As I conclude today, it is with a sense that no matter where we look in the Trump budget, we will find a lack of moral courage, fortitude and openness that is necessary in tackling community development, breaking the stranglehold of poverty and the unfairness of the loss of so many opportunities for enhancing the lives of so many of our urban and rural citizens.  Those living in or near poverty levels are in for a series of inordinate shocks as the cuts begin to filter down to the local city, town and rural living areas. 

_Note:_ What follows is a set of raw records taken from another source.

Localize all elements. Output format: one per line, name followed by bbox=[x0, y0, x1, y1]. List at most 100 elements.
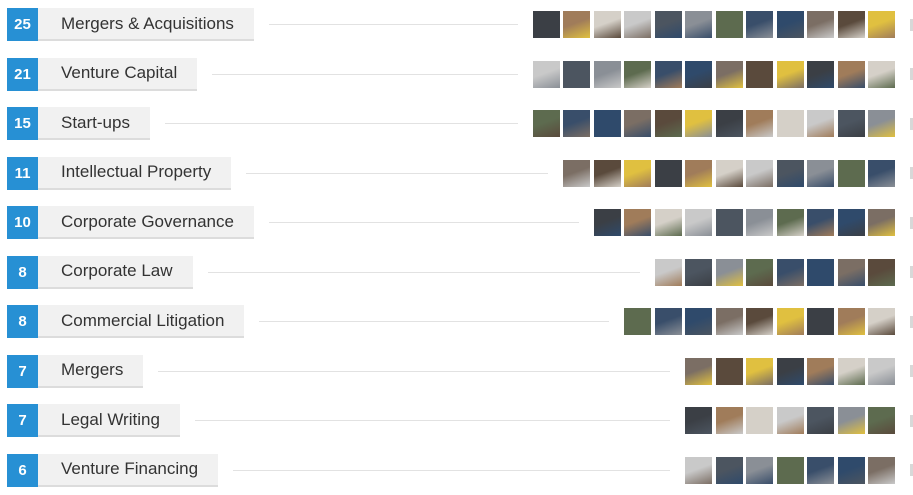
endorser-photo[interactable] bbox=[716, 308, 743, 335]
endorser-photo[interactable] bbox=[838, 358, 865, 385]
endorsement-count[interactable]: 7 bbox=[7, 355, 38, 388]
endorsement-count[interactable]: 21 bbox=[7, 58, 38, 91]
endorser-photo[interactable] bbox=[685, 61, 712, 88]
endorser-photo[interactable] bbox=[777, 209, 804, 236]
endorser-photo[interactable] bbox=[838, 11, 865, 38]
endorser-photo[interactable] bbox=[777, 457, 804, 484]
endorser-photo[interactable] bbox=[746, 358, 773, 385]
endorser-photo[interactable] bbox=[533, 61, 560, 88]
endorser-photo[interactable] bbox=[807, 61, 834, 88]
skill-name[interactable]: Venture Capital bbox=[38, 58, 197, 91]
endorser-photo[interactable] bbox=[777, 407, 804, 434]
skill-name[interactable]: Corporate Law bbox=[38, 256, 193, 289]
endorser-photo[interactable] bbox=[716, 209, 743, 236]
skill-name[interactable]: Mergers bbox=[38, 355, 143, 388]
endorser-photo[interactable] bbox=[594, 61, 621, 88]
endorser-photo[interactable] bbox=[838, 407, 865, 434]
endorser-photo[interactable] bbox=[716, 358, 743, 385]
endorsement-count[interactable]: 15 bbox=[7, 107, 38, 140]
endorser-photo[interactable] bbox=[655, 308, 682, 335]
endorser-photo[interactable] bbox=[868, 407, 895, 434]
endorser-photo[interactable] bbox=[838, 259, 865, 286]
endorser-photo[interactable] bbox=[716, 110, 743, 137]
endorser-photo[interactable] bbox=[624, 61, 651, 88]
endorser-photo[interactable] bbox=[716, 61, 743, 88]
endorser-photo[interactable] bbox=[807, 407, 834, 434]
endorsement-count[interactable]: 10 bbox=[7, 206, 38, 239]
endorser-photo[interactable] bbox=[716, 457, 743, 484]
endorser-photo[interactable] bbox=[624, 160, 651, 187]
endorsement-count[interactable]: 8 bbox=[7, 305, 38, 338]
endorser-photo[interactable] bbox=[685, 11, 712, 38]
endorser-photo[interactable] bbox=[838, 308, 865, 335]
endorser-photo[interactable] bbox=[594, 110, 621, 137]
endorser-photo[interactable] bbox=[838, 457, 865, 484]
endorser-photo[interactable] bbox=[868, 209, 895, 236]
endorser-photo[interactable] bbox=[746, 407, 773, 434]
endorser-photo[interactable] bbox=[563, 11, 590, 38]
endorser-photo[interactable] bbox=[716, 407, 743, 434]
skill-name[interactable]: Legal Writing bbox=[38, 404, 180, 437]
endorser-photo[interactable] bbox=[807, 457, 834, 484]
endorser-photo[interactable] bbox=[807, 259, 834, 286]
endorser-photo[interactable] bbox=[746, 61, 773, 88]
endorser-photo[interactable] bbox=[685, 110, 712, 137]
endorser-photo[interactable] bbox=[807, 110, 834, 137]
endorser-photo[interactable] bbox=[746, 11, 773, 38]
skill-name[interactable]: Intellectual Property bbox=[38, 157, 231, 190]
endorser-photo[interactable] bbox=[868, 358, 895, 385]
endorser-photo[interactable] bbox=[868, 259, 895, 286]
endorser-photo[interactable] bbox=[868, 61, 895, 88]
endorser-photo[interactable] bbox=[655, 209, 682, 236]
endorser-photo[interactable] bbox=[746, 259, 773, 286]
endorser-photo[interactable] bbox=[655, 160, 682, 187]
endorser-photo[interactable] bbox=[838, 61, 865, 88]
endorser-photo[interactable] bbox=[868, 110, 895, 137]
endorser-photo[interactable] bbox=[838, 209, 865, 236]
endorser-photo[interactable] bbox=[807, 11, 834, 38]
endorser-photo[interactable] bbox=[807, 160, 834, 187]
endorser-photo[interactable] bbox=[685, 457, 712, 484]
endorser-photo[interactable] bbox=[716, 160, 743, 187]
endorser-photo[interactable] bbox=[685, 308, 712, 335]
endorser-photo[interactable] bbox=[746, 308, 773, 335]
endorser-photo[interactable] bbox=[746, 110, 773, 137]
endorser-photo[interactable] bbox=[777, 358, 804, 385]
endorser-photo[interactable] bbox=[716, 259, 743, 286]
endorser-photo[interactable] bbox=[655, 61, 682, 88]
endorser-photo[interactable] bbox=[777, 11, 804, 38]
endorser-photo[interactable] bbox=[685, 160, 712, 187]
endorser-photo[interactable] bbox=[838, 160, 865, 187]
endorsement-count[interactable]: 11 bbox=[7, 157, 38, 190]
endorser-photo[interactable] bbox=[624, 209, 651, 236]
endorsement-count[interactable]: 8 bbox=[7, 256, 38, 289]
skill-name[interactable]: Start-ups bbox=[38, 107, 150, 140]
endorser-photo[interactable] bbox=[594, 160, 621, 187]
endorser-photo[interactable] bbox=[807, 308, 834, 335]
endorser-photo[interactable] bbox=[868, 160, 895, 187]
endorser-photo[interactable] bbox=[868, 457, 895, 484]
endorser-photo[interactable] bbox=[777, 61, 804, 88]
endorser-photo[interactable] bbox=[533, 11, 560, 38]
endorser-photo[interactable] bbox=[746, 160, 773, 187]
skill-name[interactable]: Commercial Litigation bbox=[38, 305, 244, 338]
endorser-photo[interactable] bbox=[685, 259, 712, 286]
endorser-photo[interactable] bbox=[563, 160, 590, 187]
endorser-photo[interactable] bbox=[624, 308, 651, 335]
endorser-photo[interactable] bbox=[868, 11, 895, 38]
endorser-photo[interactable] bbox=[746, 209, 773, 236]
endorser-photo[interactable] bbox=[533, 110, 560, 137]
endorser-photo[interactable] bbox=[685, 407, 712, 434]
endorsement-count[interactable]: 25 bbox=[7, 8, 38, 41]
endorser-photo[interactable] bbox=[716, 11, 743, 38]
endorser-photo[interactable] bbox=[685, 358, 712, 385]
endorser-photo[interactable] bbox=[807, 358, 834, 385]
skill-name[interactable]: Corporate Governance bbox=[38, 206, 254, 239]
endorser-photo[interactable] bbox=[777, 308, 804, 335]
endorser-photo[interactable] bbox=[655, 259, 682, 286]
endorser-photo[interactable] bbox=[777, 110, 804, 137]
endorser-photo[interactable] bbox=[655, 110, 682, 137]
endorser-photo[interactable] bbox=[563, 61, 590, 88]
endorser-photo[interactable] bbox=[685, 209, 712, 236]
endorser-photo[interactable] bbox=[563, 110, 590, 137]
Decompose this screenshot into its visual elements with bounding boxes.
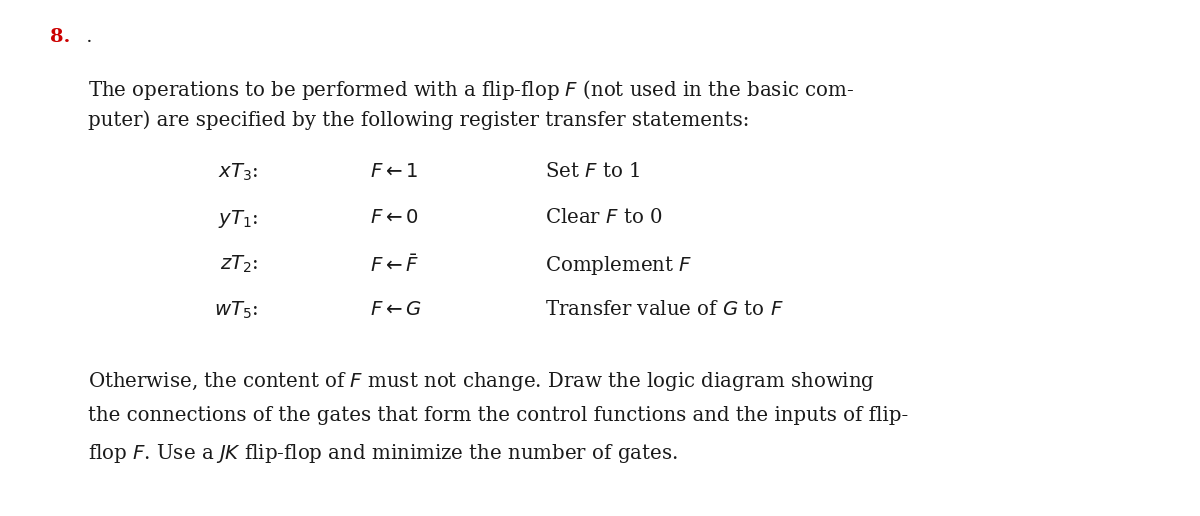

As programs and agencies shut their doors with signs that say “CLOSED” and “LOST FUNDING” and “SORRY – we got TRUMPED,” let us not forget that this is a moral issue, because it comes down to how people are being treated – as pawns, as rubes, as non-entities and as numbers; even as animals.  Cutting budgets in a hurried, uninformed, undisciplined and unprincipled way is an immoral act because it shows complete indifference to the fate and the well-being of real people; people who will suffer real-life consequences because of budget cuts that mainly take money out of the hands of poor and low-income people and stuff it into the coffers of the very rich with tax cuts, special subsidies, government contracts, and just plain pork-barrel entitlements for them, but not for others of ‘lesser worth.’ 
I have said it before, and it must be said again: Mr. Trump and his gang of administrative ‘de-constructors’ are nothing more than unprincipled fascist-like imitators who will wreak havoc upon our long-term security by means of their unprincipled budget.  2018 is coming and betrayed seniors, rural folks, labor unionists, students, minorities and women, as well as people with disabilities better get ready. We cannot become complacent. We must keep resistance and protest alive before this immoral and detached crowd cut off our democratic infrastructure along with government assistance for the least vulnerable; and for others who seek opportunities just to maintain their lives and the lives of their families.  This is an immoral budget and our judgment upon its perpetrators must be as harsh as we can make it!